Yayoi Kusama, nacida en Matsumoto, Japón, en 1929, es una de las artistas más influyentes y reconocidas del siglo XX y XXI. Su infancia estuvo marcada por alucinaciones y traumas que la llevaron a encontrar refugio en el arte. Desde joven, comenzó a plasmar sus visiones en dibujos y pinturas, desarrollando un estilo único caracterizado por patrones repetitivos, especialmente lunares, que se convertirían en su sello distintivo. A pesar de la incomprensión familiar, Kusama persistió en su vocación artística, trasladándose a Nueva York a finales de la década de 1950 para sumergirse en la vibrante escena del arte de vanguardia.

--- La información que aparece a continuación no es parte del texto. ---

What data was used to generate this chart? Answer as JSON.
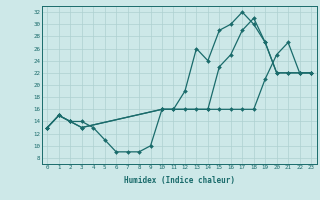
{
  "xlabel": "Humidex (Indice chaleur)",
  "bg_color": "#cde8e8",
  "line_color": "#1a6b6b",
  "grid_color": "#aed0d0",
  "xlim": [
    -0.5,
    23.5
  ],
  "ylim": [
    7,
    33
  ],
  "xticks": [
    0,
    1,
    2,
    3,
    4,
    5,
    6,
    7,
    8,
    9,
    10,
    11,
    12,
    13,
    14,
    15,
    16,
    17,
    18,
    19,
    20,
    21,
    22,
    23
  ],
  "yticks": [
    8,
    10,
    12,
    14,
    16,
    18,
    20,
    22,
    24,
    26,
    28,
    30,
    32
  ],
  "line1_x": [
    0,
    1,
    2,
    3,
    4,
    5,
    6,
    7,
    8,
    9,
    10,
    11,
    12,
    13,
    14,
    15,
    16,
    17,
    18,
    19,
    20,
    21,
    22,
    23
  ],
  "line1_y": [
    13,
    15,
    14,
    14,
    13,
    11,
    9,
    9,
    9,
    10,
    16,
    16,
    19,
    26,
    24,
    29,
    30,
    32,
    30,
    27,
    22,
    22,
    22,
    22
  ],
  "line2_x": [
    0,
    1,
    2,
    3,
    10,
    11,
    12,
    13,
    14,
    15,
    16,
    17,
    18,
    19,
    20,
    21,
    22,
    23
  ],
  "line2_y": [
    13,
    15,
    14,
    13,
    16,
    16,
    16,
    16,
    16,
    16,
    16,
    16,
    16,
    21,
    25,
    27,
    22,
    22
  ],
  "line3_x": [
    0,
    1,
    2,
    3,
    10,
    14,
    15,
    16,
    17,
    18,
    19,
    20,
    21,
    22,
    23
  ],
  "line3_y": [
    13,
    15,
    14,
    13,
    16,
    16,
    23,
    25,
    29,
    31,
    27,
    22,
    22,
    22,
    22
  ]
}
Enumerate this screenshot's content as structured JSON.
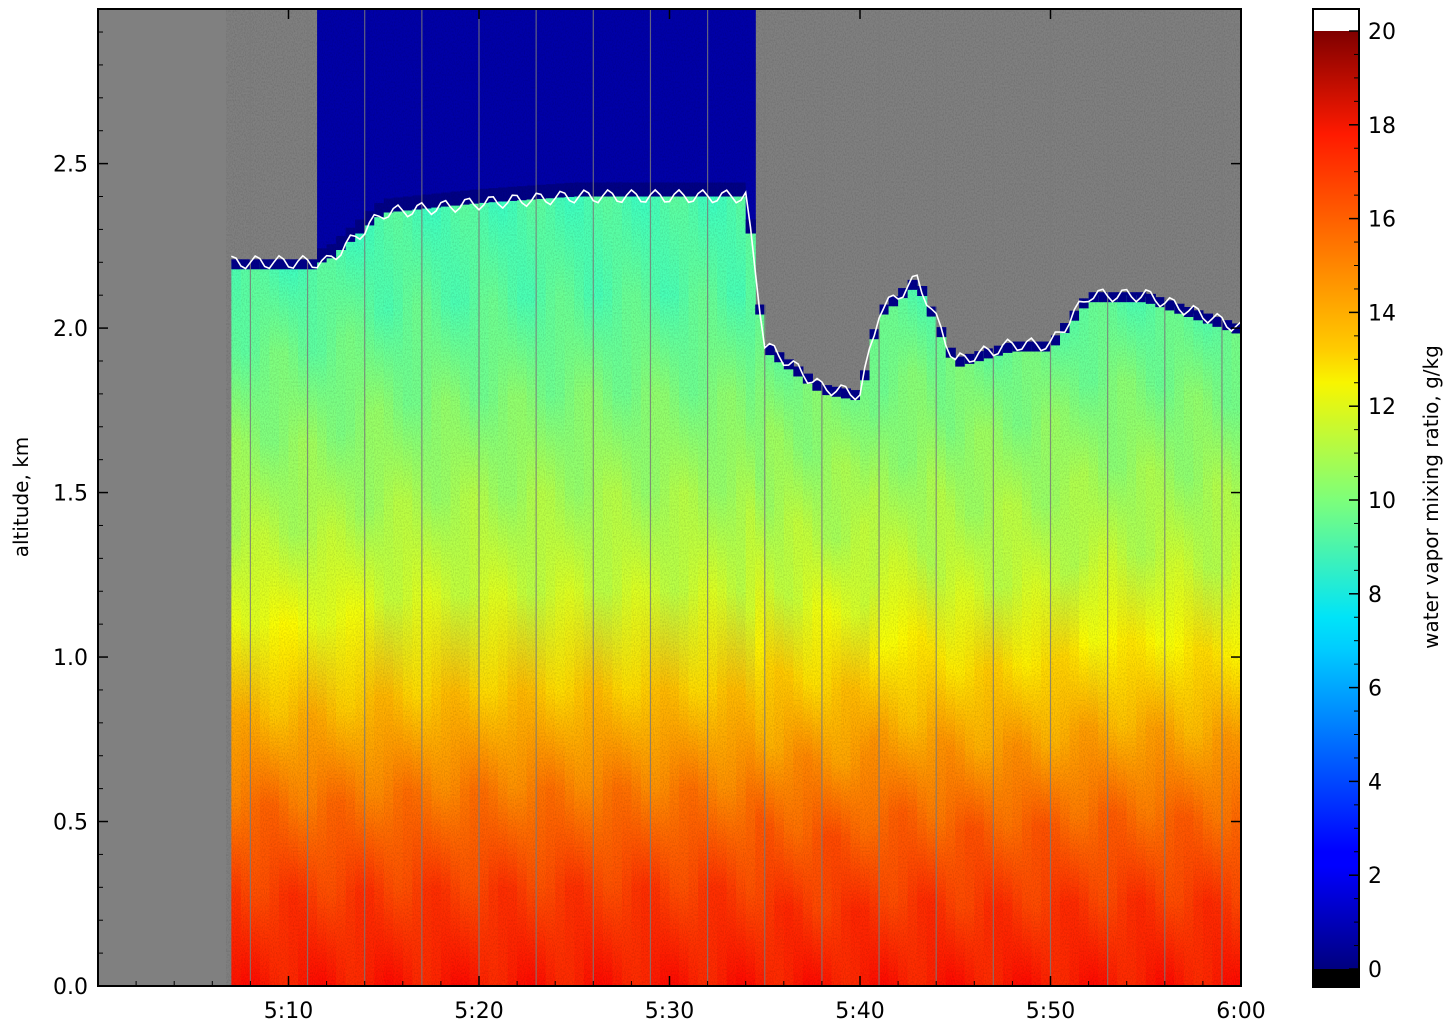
{
  "chart_data": {
    "type": "heatmap",
    "title": "",
    "xlabel": "",
    "ylabel": "altitude, km",
    "colorbar_label": "water vapor mixing ratio, g/kg",
    "colormap": "jet",
    "colorbar_ticks": [
      "0",
      "2",
      "4",
      "6",
      "8",
      "10",
      "12",
      "14",
      "16",
      "18",
      "20"
    ],
    "colorbar_range": [
      0,
      20
    ],
    "x_tick_labels": [
      "5:10",
      "5:20",
      "5:30",
      "5:40",
      "5:50",
      "6:00"
    ],
    "xlim": [
      "5:00",
      "6:00"
    ],
    "y_tick_labels": [
      "0.0",
      "0.5",
      "1.0",
      "1.5",
      "2.0",
      "2.5"
    ],
    "ylim": [
      0,
      2.97
    ],
    "no_data_color": "#808080",
    "contour_color": "#ffffff",
    "data_start_time": "5:07",
    "vertical_profile": {
      "altitude_km": [
        0.0,
        0.2,
        0.4,
        0.6,
        0.8,
        1.0,
        1.2,
        1.4,
        1.6,
        1.8,
        2.0,
        2.2
      ],
      "mixing_ratio_gkg": [
        17.0,
        16.5,
        16.0,
        15.0,
        14.0,
        13.0,
        11.5,
        11.0,
        10.5,
        10.0,
        9.5,
        9.0
      ]
    },
    "boundary_layer_top": {
      "time": [
        "5:07",
        "5:12",
        "5:15",
        "5:20",
        "5:25",
        "5:30",
        "5:34",
        "5:35",
        "5:38",
        "5:40",
        "5:41",
        "5:43",
        "5:45",
        "5:48",
        "5:50",
        "5:52",
        "5:55",
        "6:00"
      ],
      "altitude_km": [
        2.2,
        2.2,
        2.35,
        2.38,
        2.4,
        2.4,
        2.4,
        1.95,
        1.82,
        1.8,
        2.05,
        2.15,
        1.9,
        1.95,
        1.95,
        2.1,
        2.1,
        2.0
      ]
    }
  }
}
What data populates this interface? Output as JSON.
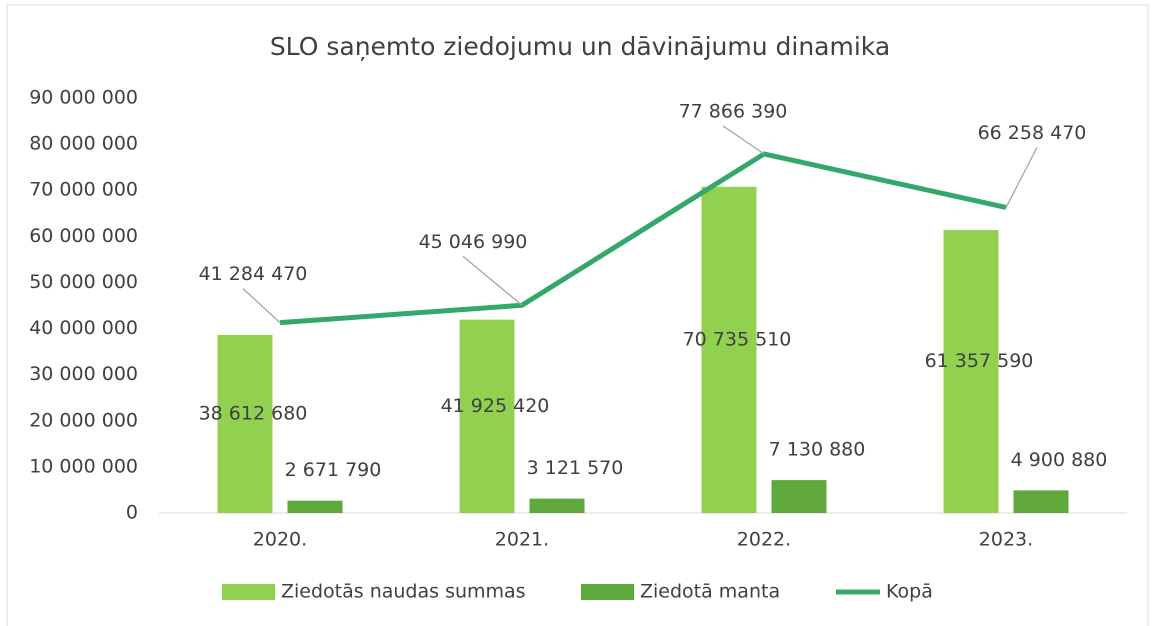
{
  "chart_data": {
    "type": "bar",
    "title": "SLO saņemto ziedojumu un dāvinājumu dinamika",
    "categories": [
      "2020.",
      "2021.",
      "2022.",
      "2023."
    ],
    "series": [
      {
        "name": "Ziedotās naudas summas",
        "color": "#92d050",
        "values": [
          38612680,
          41925420,
          70735510,
          61357590
        ],
        "value_labels": [
          "38 612 680",
          "41 925 420",
          "70 735 510",
          "61 357 590"
        ]
      },
      {
        "name": "Ziedotā manta",
        "color": "#5fa83c",
        "values": [
          2671790,
          3121570,
          7130880,
          4900880
        ],
        "value_labels": [
          "2 671 790",
          "3 121 570",
          "7 130 880",
          "4 900 880"
        ]
      },
      {
        "name": "Kopā",
        "type": "line",
        "color": "#33a86a",
        "values": [
          41284470,
          45046990,
          77866390,
          66258470
        ],
        "value_labels": [
          "41 284 470",
          "45 046 990",
          "77 866 390",
          "66 258 470"
        ]
      }
    ],
    "ylim": [
      0,
      90000000
    ],
    "yticks": [
      0,
      {
        "value": 10000000,
        "label": "10 000 000"
      },
      {
        "value": 20000000,
        "label": "20 000 000"
      },
      {
        "value": 30000000,
        "label": "30 000 000"
      },
      {
        "value": 40000000,
        "label": "40 000 000"
      },
      {
        "value": 50000000,
        "label": "50 000 000"
      },
      {
        "value": 60000000,
        "label": "60 000 000"
      },
      {
        "value": 70000000,
        "label": "70 000 000"
      },
      {
        "value": 80000000,
        "label": "80 000 000"
      },
      {
        "value": 90000000,
        "label": "90 000 000"
      }
    ],
    "grid": false,
    "legend": "bottom"
  }
}
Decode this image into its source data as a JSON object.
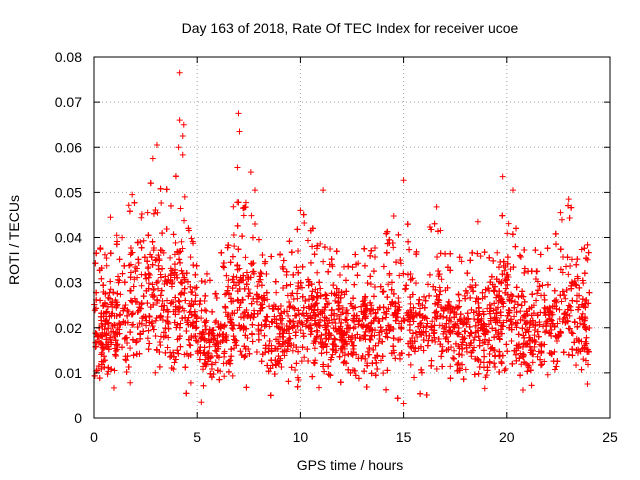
{
  "chart_data": {
    "type": "scatter",
    "title": "Day 163 of 2018, Rate Of TEC Index for receiver ucoe",
    "xlabel": "GPS time / hours",
    "ylabel": "ROTI / TECUs",
    "xlim": [
      0,
      25
    ],
    "ylim": [
      0,
      0.08
    ],
    "x_ticks": [
      "0",
      "5",
      "10",
      "15",
      "20",
      "25"
    ],
    "y_ticks": [
      "0",
      "0.01",
      "0.02",
      "0.03",
      "0.04",
      "0.05",
      "0.06",
      "0.07",
      "0.08"
    ],
    "grid": true,
    "marker": "+",
    "color": "#ff0000",
    "series": [
      {
        "x_start": 0,
        "x_end": 24,
        "typical_range": [
          0.008,
          0.032
        ],
        "notable_points": [
          {
            "x": 4.15,
            "y": 0.0765
          },
          {
            "x": 7.0,
            "y": 0.0675
          },
          {
            "x": 4.15,
            "y": 0.066
          },
          {
            "x": 4.35,
            "y": 0.065
          },
          {
            "x": 7.05,
            "y": 0.0635
          },
          {
            "x": 4.3,
            "y": 0.0625
          },
          {
            "x": 3.05,
            "y": 0.0605
          },
          {
            "x": 4.1,
            "y": 0.06
          },
          {
            "x": 4.3,
            "y": 0.0583
          },
          {
            "x": 2.85,
            "y": 0.0575
          },
          {
            "x": 6.95,
            "y": 0.0555
          },
          {
            "x": 7.6,
            "y": 0.0545
          },
          {
            "x": 19.8,
            "y": 0.0535
          },
          {
            "x": 15.0,
            "y": 0.0527
          },
          {
            "x": 11.1,
            "y": 0.0505
          },
          {
            "x": 7.8,
            "y": 0.0505
          },
          {
            "x": 20.3,
            "y": 0.0505
          },
          {
            "x": 1.85,
            "y": 0.0495
          },
          {
            "x": 4.4,
            "y": 0.049
          },
          {
            "x": 23.0,
            "y": 0.0485
          },
          {
            "x": 16.6,
            "y": 0.0468
          },
          {
            "x": 18.6,
            "y": 0.0435
          },
          {
            "x": 2.6,
            "y": 0.0455
          },
          {
            "x": 10.0,
            "y": 0.046
          },
          {
            "x": 22.6,
            "y": 0.0455
          },
          {
            "x": 0.8,
            "y": 0.0445
          },
          {
            "x": 1.1,
            "y": 0.0405
          },
          {
            "x": 14.5,
            "y": 0.0378
          },
          {
            "x": 5.2,
            "y": 0.0035
          },
          {
            "x": 15.0,
            "y": 0.0032
          }
        ]
      }
    ]
  }
}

En Nueva York, Kusama rápidamente se hizo notar por sus innovadoras obras, que abarcaban desde pinturas y esculturas hasta happenings y performances. Sus “Infinity Net Paintings”, enormes lienzos cubiertos de intrincados patrones de puntos, desafiaron las convenciones del arte abstracto y la establecieron como una figura clave del minimalismo y el arte pop. Además de su trabajo pictórico, Kusama exploró la escultura con sus “Accumulations”, objetos cotidianos recubiertos de protuberancias fálicas, y organizó happenings provocativos que cuestionaban las normas sociales y políticas de la época. Su espíritu vanguardista y su audaz exploración de temas como la sexualidad, la identidad y la obsesión la convirtieron en una figura controvertida pero admirada en el mundo del arte.

A partir de la década de 1970, Kusama regresó a Japón y se internó voluntariamente en una institución psiquiátrica, donde ha residido desde entonces. A pesar de sus problemas de salud mental, su creatividad no ha disminuido. Desde su estudio en el hospital, continúa produciendo obras que exploran sus obsesiones y visiones, incluyendo sus famosas “Infinity Mirror Rooms”, instalaciones inmersivas que crean la ilusión de un espacio infinito lleno de luces y reflejos. Hoy en día, Yayoi Kusama es una leyenda viva del arte contemporáneo, cuya obra sigue inspirando y cautivando a audiencias de todo el mundo. Sus exposiciones son eventos multitudinarios y sus lunares se han convertido en un símbolo reconocible al instante, trascendiendo el mundo del arte para invadir la moda, el diseño y la cultura popular.